A presunção da culpa por vezes era juris tantum, a admitir a prova em contrário, e por outras era absoluta, sem permitir contraprova. Assim, quanto ao pai, no que se refere aos atos praticados pelos filhos, há culpa in vigilando. O mesmo quanto a tutores e curadores, com vistas aos tutelados e curatelados. E também quanto aos donos de hotéis e estabelecimentos de ensino. Quanto ao empregador, a culpa é ira digerido. No entanto, já que se tratava de presunção da culpa, a depender da hipóteses, uma vez provado que não havia descuido quanto à vigilância ou eleição, deixava de ser atribuída responsabilidade às pessoas antes indicadas. No caso ocorria tipicamente uma inversão do ônus da prova: em vez de o lesado ter de provar a culpa, esta se presumir, cabendo ao réu da ação demonstrar que não havia agido culposamente. A possibilidade de comprovação de ausência de culpa pelo imputado, segundo nossa jurisprudência, existia nas hipóteses dos incisos I e II do CC 932. Nos demais casos, a teoria aplicada aproximava-se muito mais do risco. Já quando se tratava de responsabilidade do empregador por atos de seus empregados, a interpretação jurisprudencial orientava-se no sentido de não aceitar a prova da ausência de culpa in elegendo do patrão (v. Súmula 341 do STF e Caio Mário da Silva Pereira. Responsabilidade civil, 9 ed. Rio de Janeiro, Forense, 1998, p. 122)

Com o atual Código Civil, os pais, com relação aos atos praticados pelos filhos, o tutor e o curador, referentemente aos tutelados e curatelado, o empregador, no que respeita aos atos praticados pelo empregado, os hotéis e similares, com referência aos hóspedes, e os estabelecimentos de ensino, quanto aos atos praticados pelos educandos, bem como aqueles que, mesmo gratuitamente, tenham participado de produtos de crime, passaram a responder objetivamente pelos danos causados, ou seja, independentemente de culpa ira vigilando ou ira elegendo. (Direito Civil - doutrina, Ricardo Fiuza – p. 481, apud Maria Helena Diniz Código Civil Comentado já impresso pdf 16ª ed., São Paulo, Saraiva, 2.012, pdf, Microsoft Word. Acesso em 23/04/2020, corrigido e aplicadas as devidas atualizações VD).
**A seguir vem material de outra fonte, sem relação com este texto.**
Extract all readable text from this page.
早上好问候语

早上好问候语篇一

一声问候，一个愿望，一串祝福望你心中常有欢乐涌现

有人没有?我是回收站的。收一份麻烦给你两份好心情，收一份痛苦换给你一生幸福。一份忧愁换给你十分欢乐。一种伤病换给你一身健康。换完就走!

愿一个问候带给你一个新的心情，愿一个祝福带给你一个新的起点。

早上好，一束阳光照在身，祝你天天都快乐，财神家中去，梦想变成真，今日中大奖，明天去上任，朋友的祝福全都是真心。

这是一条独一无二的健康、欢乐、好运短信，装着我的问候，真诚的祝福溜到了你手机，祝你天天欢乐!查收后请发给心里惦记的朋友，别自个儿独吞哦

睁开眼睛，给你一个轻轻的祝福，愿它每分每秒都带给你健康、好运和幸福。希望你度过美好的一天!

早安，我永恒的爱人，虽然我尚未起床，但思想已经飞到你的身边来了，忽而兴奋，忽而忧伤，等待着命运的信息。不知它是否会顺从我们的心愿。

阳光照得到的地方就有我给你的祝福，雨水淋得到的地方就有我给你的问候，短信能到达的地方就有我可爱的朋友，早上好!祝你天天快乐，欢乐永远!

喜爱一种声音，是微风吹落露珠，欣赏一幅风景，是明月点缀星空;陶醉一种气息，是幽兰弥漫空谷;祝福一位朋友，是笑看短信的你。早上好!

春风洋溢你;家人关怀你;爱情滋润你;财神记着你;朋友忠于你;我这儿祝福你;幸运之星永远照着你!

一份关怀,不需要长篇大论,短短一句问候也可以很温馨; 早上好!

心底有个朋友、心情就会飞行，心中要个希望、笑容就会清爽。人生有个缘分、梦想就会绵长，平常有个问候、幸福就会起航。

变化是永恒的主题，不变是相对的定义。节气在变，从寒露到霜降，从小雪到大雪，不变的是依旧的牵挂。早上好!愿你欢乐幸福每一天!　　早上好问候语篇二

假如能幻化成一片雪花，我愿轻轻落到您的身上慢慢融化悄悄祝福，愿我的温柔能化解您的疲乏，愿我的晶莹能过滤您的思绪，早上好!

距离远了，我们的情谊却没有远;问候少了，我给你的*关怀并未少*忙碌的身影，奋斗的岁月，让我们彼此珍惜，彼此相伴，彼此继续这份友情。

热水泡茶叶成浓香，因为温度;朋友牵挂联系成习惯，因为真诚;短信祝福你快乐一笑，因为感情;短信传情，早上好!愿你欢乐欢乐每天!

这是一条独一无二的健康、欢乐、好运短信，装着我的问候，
Luís Paulo Cotrim Guimarães e Samuel Mezzalira falam da natureza da responsabilidade, referindo a expressão “ainda que não haja culpa de sua parte” utilizada no CC 933, consagrando a responsabilidade das pessoas mencionadas nos incisos de I a V. Com isso, o legislador corrigiu uma imprecisão conceitual do Código Civil de 1916 que justificava a responsabilização dessas pessoas mencionadas nos incisos de I a V do CC 932 na existência de uma presumida culpa in vigilando ou in elegendo. O equívoco dessa justificação levava à conclusão de que essas pessoas poderiam evitar a responsabilização provando que não agiram com culpa. Assim, o empregador cuidadoso na contratação, treinamento, instrução de seus funcionários e que fornecia subsídios e equipamentos necessários a evitar danos e acidentes não poderia ser responsabilizado pelos atos de seus propostos. O dono de hospedaria que provasse ter tomado todas as cautelas para que seus hóspedes não causassem qualquer dano igualmente não seriam responsabilizados pelos danos por eles causados.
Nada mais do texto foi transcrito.